A 2004 analysis of cancer clinical trials found that Hispanic and Black patients were 28 percent and 29 percent, respectively, less likely to be enrolled than white patients after adjustment for disease incidence, age, and other factors. The difference was largest in lung cancer, where Black patients were 39 percent and Hispanic patients were 53 percent less likely to be enrolled than white patients.

A recent study of 230 vaccine trials from 2011 to 2020 indicated that white participants tend to be overrepresented, while Black and other racial or ethnic minority participants tended to be underrepresented. The enrollment of Asian individuals was perhaps approximate to the U.S. Census estimates (Flores et al., 2021). A report on the diversity of mRNA vaccine trials for COVID-19 by the Kaiser Family Foundation has found a relatively higher share of white participants in both trials compared with the U.S. population, resulting in relative underrepresentation of Black and Asian participants. However, the participation of Hispanic adults exceeded the share of Hispanic adults in the U.S. population (Artiga et al., 2021). These results, however, originated from trial sites within (76.7 percent) and outside of the United States (notably Europe and Latin America), which may explain some of the relative overrepresentation of white and Hispanic participants.
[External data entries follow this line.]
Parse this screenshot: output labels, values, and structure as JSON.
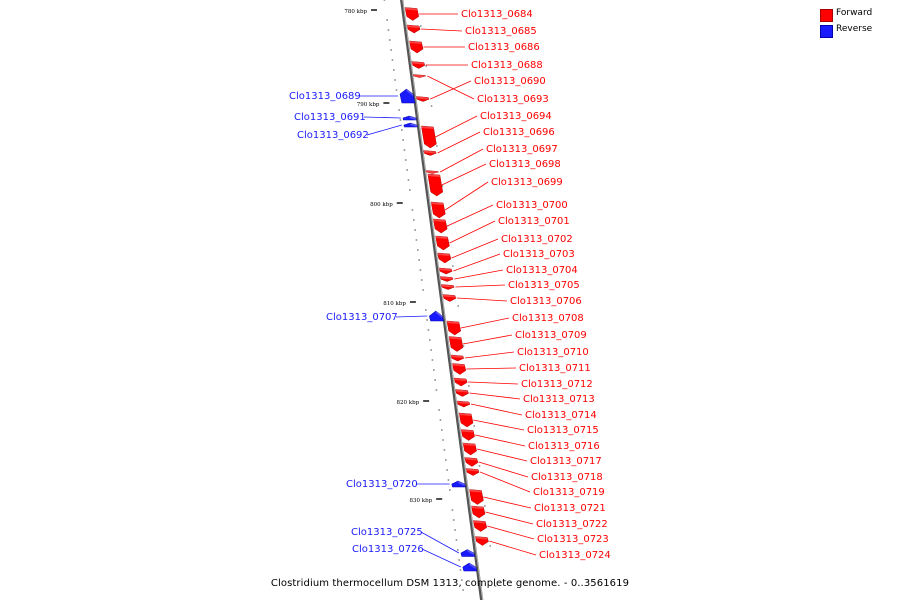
{
  "colors": {
    "forward": "#ff0000",
    "reverse": "#1a1aff",
    "track": "#707070"
  },
  "legend": {
    "forward": "Forward",
    "reverse": "Reverse"
  },
  "caption": "Clostridium thermocellum DSM 1313, complete genome. - 0..3561619",
  "scale": {
    "unit": "kbp",
    "labels": [
      "780 kbp",
      "790 kbp",
      "800 kbp",
      "810 kbp",
      "820 kbp",
      "830 kbp"
    ]
  },
  "genes": [
    {
      "name": "Clo1313_0684",
      "strand": "forward"
    },
    {
      "name": "Clo1313_0685",
      "strand": "forward"
    },
    {
      "name": "Clo1313_0686",
      "strand": "forward"
    },
    {
      "name": "Clo1313_0688",
      "strand": "forward"
    },
    {
      "name": "Clo1313_0690",
      "strand": "forward"
    },
    {
      "name": "Clo1313_0693",
      "strand": "forward"
    },
    {
      "name": "Clo1313_0694",
      "strand": "forward"
    },
    {
      "name": "Clo1313_0696",
      "strand": "forward"
    },
    {
      "name": "Clo1313_0697",
      "strand": "forward"
    },
    {
      "name": "Clo1313_0698",
      "strand": "forward"
    },
    {
      "name": "Clo1313_0699",
      "strand": "forward"
    },
    {
      "name": "Clo1313_0700",
      "strand": "forward"
    },
    {
      "name": "Clo1313_0701",
      "strand": "forward"
    },
    {
      "name": "Clo1313_0702",
      "strand": "forward"
    },
    {
      "name": "Clo1313_0703",
      "strand": "forward"
    },
    {
      "name": "Clo1313_0704",
      "strand": "forward"
    },
    {
      "name": "Clo1313_0705",
      "strand": "forward"
    },
    {
      "name": "Clo1313_0706",
      "strand": "forward"
    },
    {
      "name": "Clo1313_0708",
      "strand": "forward"
    },
    {
      "name": "Clo1313_0709",
      "strand": "forward"
    },
    {
      "name": "Clo1313_0710",
      "strand": "forward"
    },
    {
      "name": "Clo1313_0711",
      "strand": "forward"
    },
    {
      "name": "Clo1313_0712",
      "strand": "forward"
    },
    {
      "name": "Clo1313_0713",
      "strand": "forward"
    },
    {
      "name": "Clo1313_0714",
      "strand": "forward"
    },
    {
      "name": "Clo1313_0715",
      "strand": "forward"
    },
    {
      "name": "Clo1313_0716",
      "strand": "forward"
    },
    {
      "name": "Clo1313_0717",
      "strand": "forward"
    },
    {
      "name": "Clo1313_0718",
      "strand": "forward"
    },
    {
      "name": "Clo1313_0719",
      "strand": "forward"
    },
    {
      "name": "Clo1313_0721",
      "strand": "forward"
    },
    {
      "name": "Clo1313_0722",
      "strand": "forward"
    },
    {
      "name": "Clo1313_0723",
      "strand": "forward"
    },
    {
      "name": "Clo1313_0724",
      "strand": "forward"
    },
    {
      "name": "Clo1313_0689",
      "strand": "reverse"
    },
    {
      "name": "Clo1313_0691",
      "strand": "reverse"
    },
    {
      "name": "Clo1313_0692",
      "strand": "reverse"
    },
    {
      "name": "Clo1313_0707",
      "strand": "reverse"
    },
    {
      "name": "Clo1313_0720",
      "strand": "reverse"
    },
    {
      "name": "Clo1313_0725",
      "strand": "reverse"
    },
    {
      "name": "Clo1313_0726",
      "strand": "reverse"
    }
  ]
}
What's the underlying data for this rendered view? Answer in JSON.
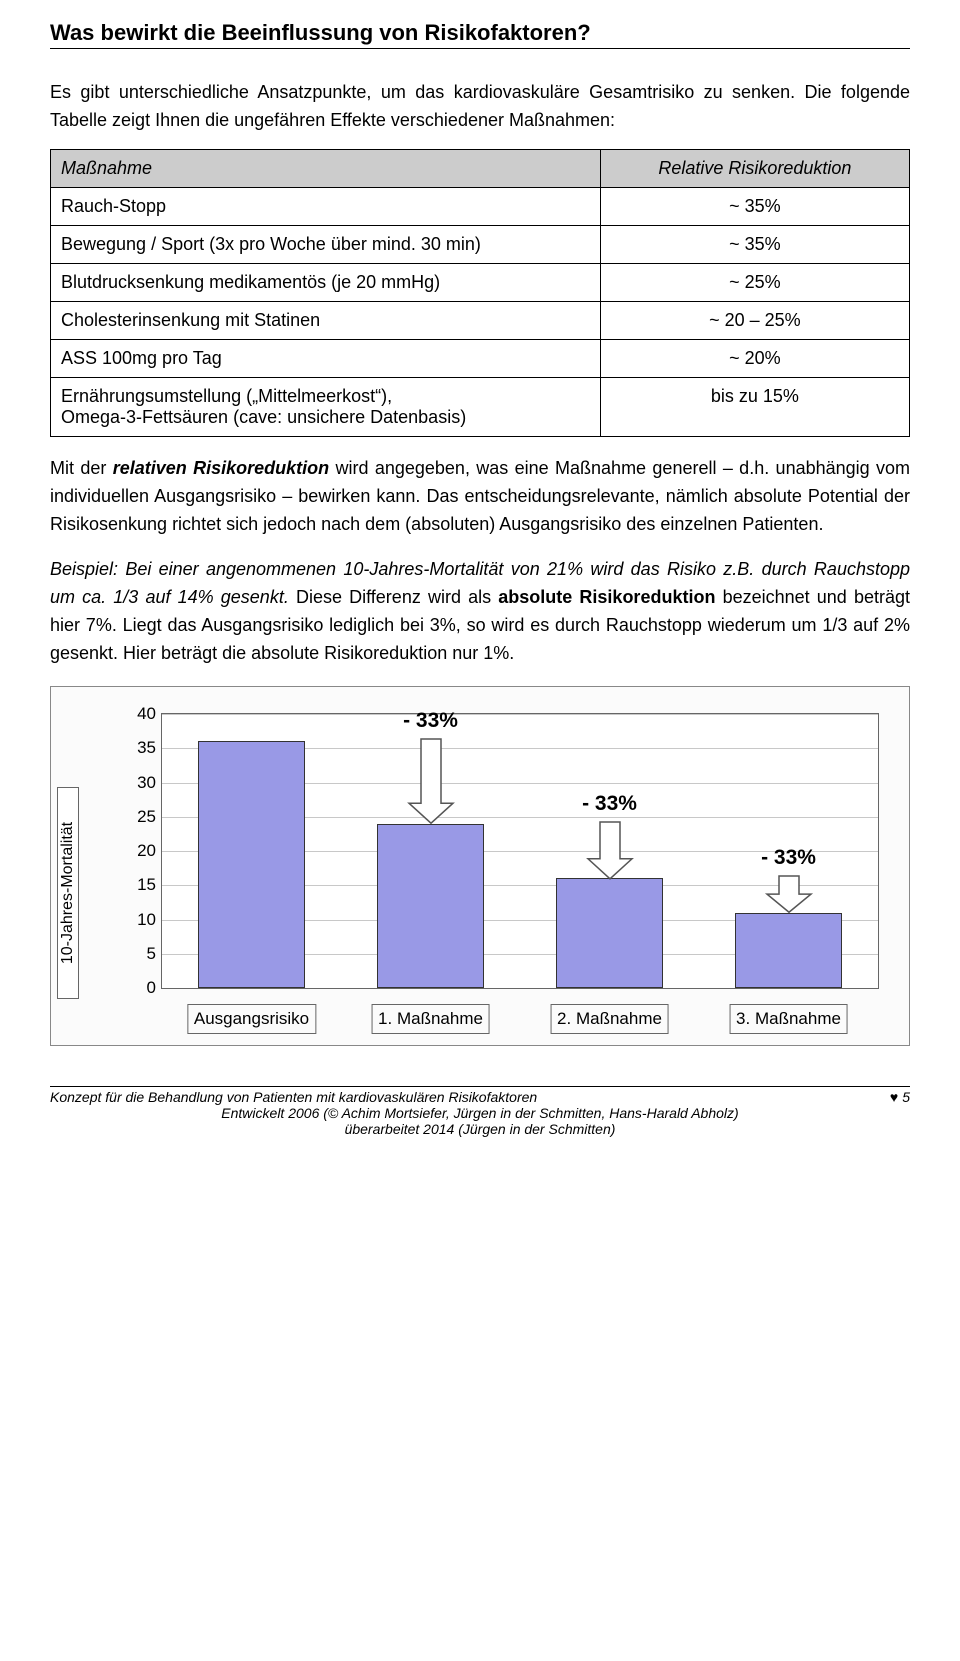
{
  "title": "Was bewirkt die Beeinflussung von Risikofaktoren?",
  "intro": "Es gibt unterschiedliche Ansatzpunkte, um das kardiovaskuläre Gesamtrisiko zu senken. Die folgende Tabelle zeigt Ihnen die ungefähren Effekte verschiedener Maßnahmen:",
  "table": {
    "head_left": "Maßnahme",
    "head_right": "Relative Risikoreduktion",
    "rows": [
      {
        "l": "Rauch-Stopp",
        "r": "~ 35%"
      },
      {
        "l": "Bewegung / Sport (3x pro Woche über mind. 30 min)",
        "r": "~ 35%"
      },
      {
        "l": "Blutdrucksenkung medikamentös (je 20 mmHg)",
        "r": "~ 25%"
      },
      {
        "l": "Cholesterinsenkung mit Statinen",
        "r": "~ 20 – 25%"
      },
      {
        "l": "ASS 100mg pro Tag",
        "r": "~ 20%"
      },
      {
        "l": "Ernährungsumstellung („Mittelmeerkost“),\nOmega-3-Fettsäuren (cave: unsichere Datenbasis)",
        "r": "bis zu 15%"
      }
    ]
  },
  "para1": {
    "a": "Mit der ",
    "b": "relativen Risikoreduktion",
    "c": " wird angegeben, was eine Maßnahme generell – d.h. unabhängig vom individuellen Ausgangsrisiko – bewirken kann. Das entscheidungsrelevante, nämlich absolute Potential der Risikosenkung richtet sich jedoch nach dem (absoluten) Ausgangsrisiko des einzelnen Patienten."
  },
  "para2": {
    "a": "Beispiel: Bei einer angenommenen 10-Jahres-Mortalität von 21% wird das Risiko z.B. durch Rauchstopp um ca. 1/3 auf 14% gesenkt.",
    "b": " Diese Differenz wird als ",
    "c": "absolute Risikoreduktion",
    "d": " bezeichnet und beträgt hier 7%. Liegt das Ausgangsrisiko lediglich bei 3%, so wird es durch Rauchstopp wiederum um 1/3 auf 2% gesenkt. Hier beträgt die absolute Risikoreduktion nur 1%."
  },
  "chart": {
    "type": "bar",
    "ylabel": "10-Jahres-Mortalität",
    "ymax": 40,
    "ytick_step": 5,
    "yticks": [
      0,
      5,
      10,
      15,
      20,
      25,
      30,
      35,
      40
    ],
    "bar_color": "#9999e6",
    "bar_border": "#333333",
    "grid_color": "#c8c8c8",
    "plot_border": "#666666",
    "background": "#fbfbfb",
    "plot_background": "#ffffff",
    "bars": [
      {
        "label": "Ausgangsrisiko",
        "value": 36
      },
      {
        "label": "1. Maßnahme",
        "value": 24
      },
      {
        "label": "2. Maßnahme",
        "value": 16
      },
      {
        "label": "3. Maßnahme",
        "value": 11
      }
    ],
    "arrows": [
      {
        "between": [
          0,
          1
        ],
        "label": "- 33%"
      },
      {
        "between": [
          1,
          2
        ],
        "label": "- 33%"
      },
      {
        "between": [
          2,
          3
        ],
        "label": "- 33%"
      }
    ],
    "arrow_label_fontsize": 21,
    "arrow_label_fontweight": "bold",
    "tick_fontsize": 17,
    "cat_fontsize": 17
  },
  "footer": {
    "left": "Konzept für die Behandlung von Patienten mit kardiovaskulären Risikofaktoren",
    "page": "5",
    "line2": "Entwickelt 2006 (© Achim Mortsiefer, Jürgen in der Schmitten, Hans-Harald Abholz)",
    "line3": "überarbeitet 2014 (Jürgen in der Schmitten)"
  }
}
Even recently completed trials have failed to include enrollment consistent with the distribution of disease across the population—a Phase 2 trial of crenezumab in Alzheimer’s disease with 360 participants across 83 sites in 6 countries reported 97.5 percent of participants being white, and only 2.8 percent

of all participants being Hispanic, for example (Genetech Inc., 2020). However, African Americans are about two times more likely than white Americans to develop Alzheimer’s disease and other dementias, and Hispanics are about one and half times as likely as white Americans to develop Alzheimer’s disease and other dementias (AIM, 2020).
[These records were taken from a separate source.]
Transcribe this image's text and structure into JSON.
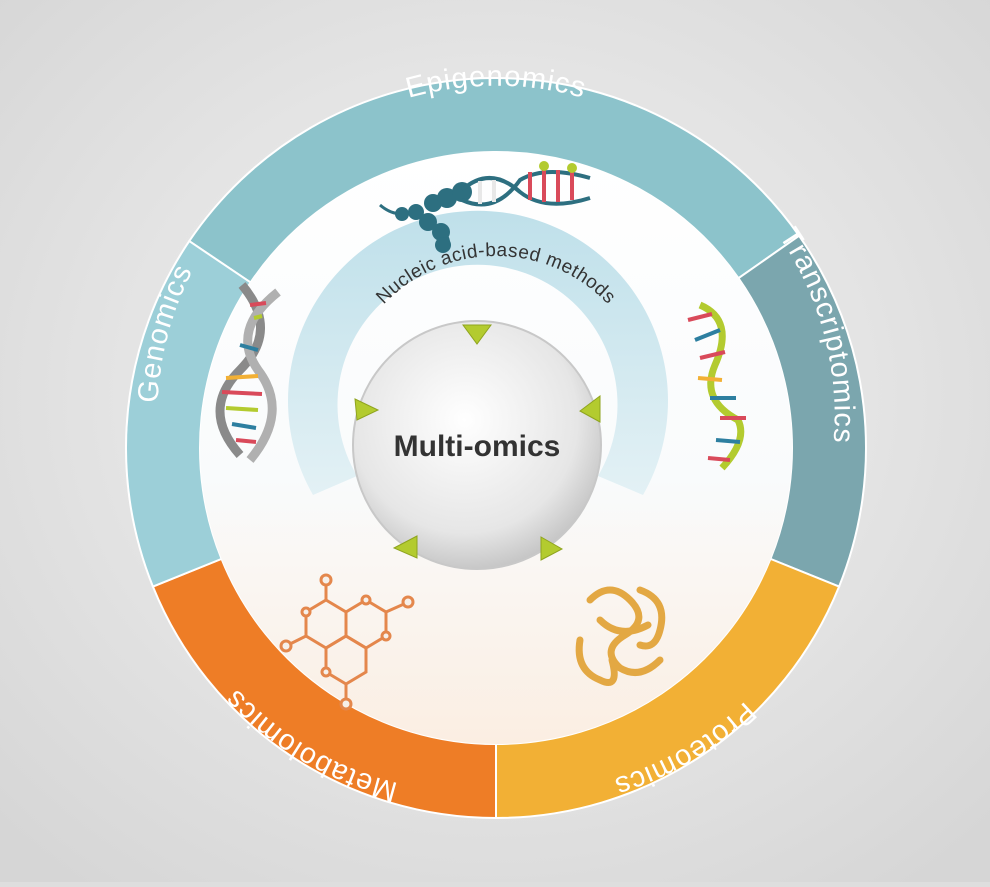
{
  "diagram": {
    "center_title": "Multi-omics",
    "inner_arc_label": "Nucleic acid-based methods",
    "segments": [
      {
        "key": "epigenomics",
        "label": "Epigenomics",
        "color": "#8cc3cb",
        "icon": "chromatin-dna-icon"
      },
      {
        "key": "transcriptomics",
        "label": "Transcriptomics",
        "color": "#7ba6ae",
        "icon": "rna-strand-icon"
      },
      {
        "key": "proteomics",
        "label": "Proteomics",
        "color": "#f2b035",
        "icon": "protein-fold-icon"
      },
      {
        "key": "metabolomics",
        "label": "Metabolomics",
        "color": "#ee7d26",
        "icon": "molecule-icon"
      },
      {
        "key": "genomics",
        "label": "Genomics",
        "color": "#9ccfd8",
        "icon": "dna-helix-icon"
      }
    ],
    "colors": {
      "background": "#dedede",
      "ring_divider": "#ffffff",
      "inner_band": "#c9e4ec",
      "arrow": "#b3cb2f",
      "center_text": "#333333"
    }
  }
}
In the commissioned analysis of the FDA Drug Trials Snapshots data, the committee found that among approved drugs, participation of white patients has ranged from 84 percent in 2014 to 73.7 percent in 2020, indicating a relatively consistent decrease in the share of white participants in trials resulting in FDA approval during this period (2021 data are yet incomplete). However, the increasing inclusion of data from international trial sites in FDA drug approvals means that this trend may not represent increases in U.S.-residing racial and ethnic minority population groups. Similarly, these data do not speak to whether the demographic distribution in a trial is reflective of the demographic distribution of those affected by the condition being studied.
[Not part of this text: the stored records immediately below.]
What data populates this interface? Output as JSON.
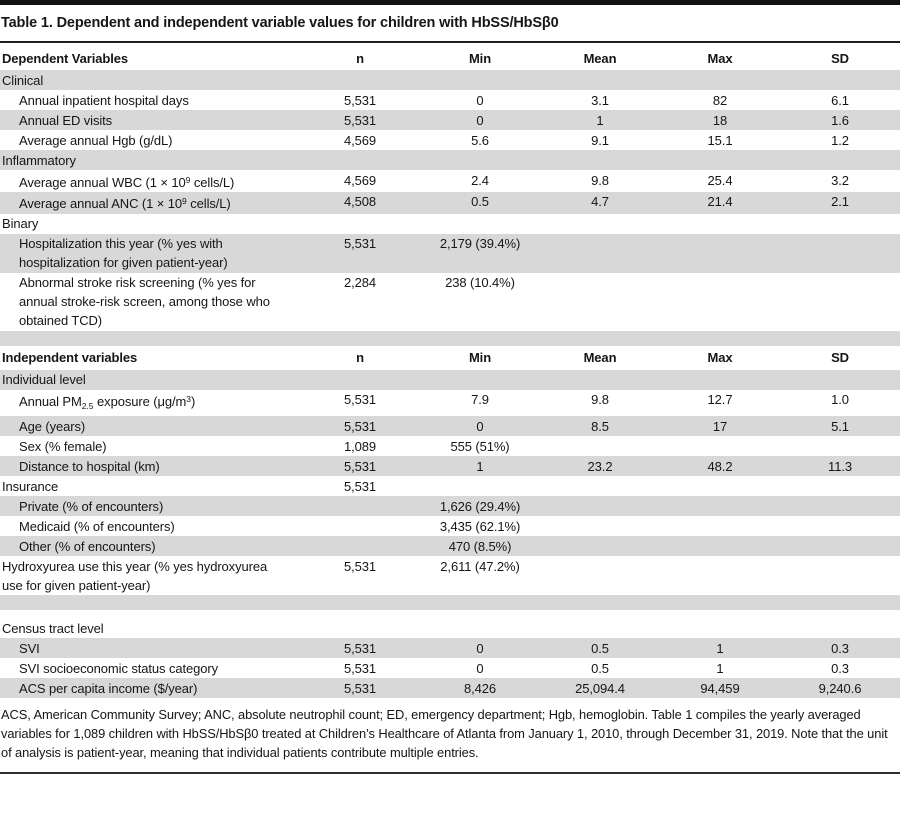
{
  "title": "Table 1. Dependent and independent variable values for children with HbSS/HbSβ0",
  "columns": [
    "n",
    "Min",
    "Mean",
    "Max",
    "SD"
  ],
  "tables": [
    {
      "header_label": "Dependent Variables",
      "rows": [
        {
          "type": "section",
          "label": "Clinical",
          "shaded": true
        },
        {
          "type": "data",
          "label": "Annual inpatient hospital days",
          "indent": true,
          "shaded": false,
          "cells": [
            "5,531",
            "0",
            "3.1",
            "82",
            "6.1"
          ]
        },
        {
          "type": "data",
          "label": "Annual ED visits",
          "indent": true,
          "shaded": true,
          "cells": [
            "5,531",
            "0",
            "1",
            "18",
            "1.6"
          ]
        },
        {
          "type": "data",
          "label": "Average annual Hgb (g/dL)",
          "indent": true,
          "shaded": false,
          "cells": [
            "4,569",
            "5.6",
            "9.1",
            "15.1",
            "1.2"
          ]
        },
        {
          "type": "section",
          "label": "Inflammatory",
          "shaded": true
        },
        {
          "type": "data",
          "label": "Average annual WBC (1 × 10<sup>9</sup> cells/L)",
          "indent": true,
          "shaded": false,
          "cells": [
            "4,569",
            "2.4",
            "9.8",
            "25.4",
            "3.2"
          ]
        },
        {
          "type": "data",
          "label": "Average annual ANC (1 × 10<sup>9</sup> cells/L)",
          "indent": true,
          "shaded": true,
          "cells": [
            "4,508",
            "0.5",
            "4.7",
            "21.4",
            "2.1"
          ]
        },
        {
          "type": "section",
          "label": "Binary",
          "shaded": false
        },
        {
          "type": "data",
          "label": "Hospitalization this year (% yes with hospitalization for given patient-year)",
          "indent": true,
          "shaded": true,
          "cells": [
            "5,531",
            "2,179 (39.4%)",
            "",
            "",
            ""
          ]
        },
        {
          "type": "data",
          "label": "Abnormal stroke risk screening (% yes for annual stroke-risk screen, among those who obtained TCD)",
          "indent": true,
          "shaded": false,
          "cells": [
            "2,284",
            "238 (10.4%)",
            "",
            "",
            ""
          ]
        },
        {
          "type": "spacer",
          "label": "",
          "shaded": true
        }
      ]
    },
    {
      "header_label": "Independent variables",
      "rows": [
        {
          "type": "section",
          "label": "Individual level",
          "shaded": true
        },
        {
          "type": "data",
          "label": "Annual PM<sub>2.5</sub> exposure (μg/m<sup>3</sup>)",
          "indent": true,
          "shaded": false,
          "cells": [
            "5,531",
            "7.9",
            "9.8",
            "12.7",
            "1.0"
          ]
        },
        {
          "type": "data",
          "label": "Age (years)",
          "indent": true,
          "shaded": true,
          "cells": [
            "5,531",
            "0",
            "8.5",
            "17",
            "5.1"
          ]
        },
        {
          "type": "data",
          "label": "Sex (% female)",
          "indent": true,
          "shaded": false,
          "cells": [
            "1,089",
            "555 (51%)",
            "",
            "",
            ""
          ]
        },
        {
          "type": "data",
          "label": "Distance to hospital (km)",
          "indent": true,
          "shaded": true,
          "cells": [
            "5,531",
            "1",
            "23.2",
            "48.2",
            "11.3"
          ]
        },
        {
          "type": "data",
          "label": "Insurance",
          "indent": false,
          "shaded": false,
          "cells": [
            "5,531",
            "",
            "",
            "",
            ""
          ]
        },
        {
          "type": "data",
          "label": "Private (% of encounters)",
          "indent": true,
          "shaded": true,
          "cells": [
            "",
            "1,626 (29.4%)",
            "",
            "",
            ""
          ]
        },
        {
          "type": "data",
          "label": "Medicaid (% of encounters)",
          "indent": true,
          "shaded": false,
          "cells": [
            "",
            "3,435 (62.1%)",
            "",
            "",
            ""
          ]
        },
        {
          "type": "data",
          "label": "Other (% of encounters)",
          "indent": true,
          "shaded": true,
          "cells": [
            "",
            "470 (8.5%)",
            "",
            "",
            ""
          ]
        },
        {
          "type": "data",
          "label": "Hydroxyurea use this year (% yes hydroxyurea use for given patient-year)",
          "indent": false,
          "shaded": false,
          "cells": [
            "5,531",
            "2,611 (47.2%)",
            "",
            "",
            ""
          ]
        },
        {
          "type": "spacer",
          "label": "",
          "shaded": true
        },
        {
          "type": "gap",
          "label": "",
          "shaded": false
        },
        {
          "type": "section",
          "label": "Census tract level",
          "shaded": false
        },
        {
          "type": "data",
          "label": "SVI",
          "indent": true,
          "shaded": true,
          "cells": [
            "5,531",
            "0",
            "0.5",
            "1",
            "0.3"
          ]
        },
        {
          "type": "data",
          "label": "SVI socioeconomic status category",
          "indent": true,
          "shaded": false,
          "cells": [
            "5,531",
            "0",
            "0.5",
            "1",
            "0.3"
          ]
        },
        {
          "type": "data",
          "label": "ACS per capita income ($/year)",
          "indent": true,
          "shaded": true,
          "cells": [
            "5,531",
            "8,426",
            "25,094.4",
            "94,459",
            "9,240.6"
          ]
        }
      ]
    }
  ],
  "footnote": "ACS, American Community Survey; ANC, absolute neutrophil count; ED, emergency department; Hgb, hemoglobin. Table 1 compiles the yearly averaged variables for 1,089 children with HbSS/HbSβ0 treated at Children’s Healthcare of Atlanta from January 1, 2010, through December 31, 2019. Note that the unit of analysis is patient-year, meaning that individual patients contribute multiple entries."
}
NIH reporting on ethnicity and race are not always consistent (see Table 2-2), but results show a relatively stable trend of proportion of participants across racial and ethnic groups in clinical trials with the weighted average of white participants among the top 10 institutes ranging from 51.8 percent in 2013 to 60.6 percent in 2018 (this trend mirrors that of all NIH-sponsored trials, as shown in Figure 2-2). Interpretation of these data is limited because the demographic characteristics of the condition or disease under study is not included.

TABLE 2-2 Demographics of Participants in Trials Supported by NIH Centers and Institutes

NOTE: The full analysis is available in Appendix B.

To examine the breakdown of race and ethnicity by center, the committee examined clinical research participation for each reported racial and ethnic group sponsored by the top 10 largest NIH institutes. The data on participation were collected, aggregated, and analyzed from biennial and triennial reports provided by each of these institutes. Overall, it appears that demographic trends in NIH-funded clinical research have not changed much over the years (see Appendix B for details). However, these trends can vary widely by institute. For example, the National Institute of Allergy and Infectious Diseases reported participation of African American/Black greater than 25 percent in all years examined, while the National Cancer Institute reported just 10.5 percent at most.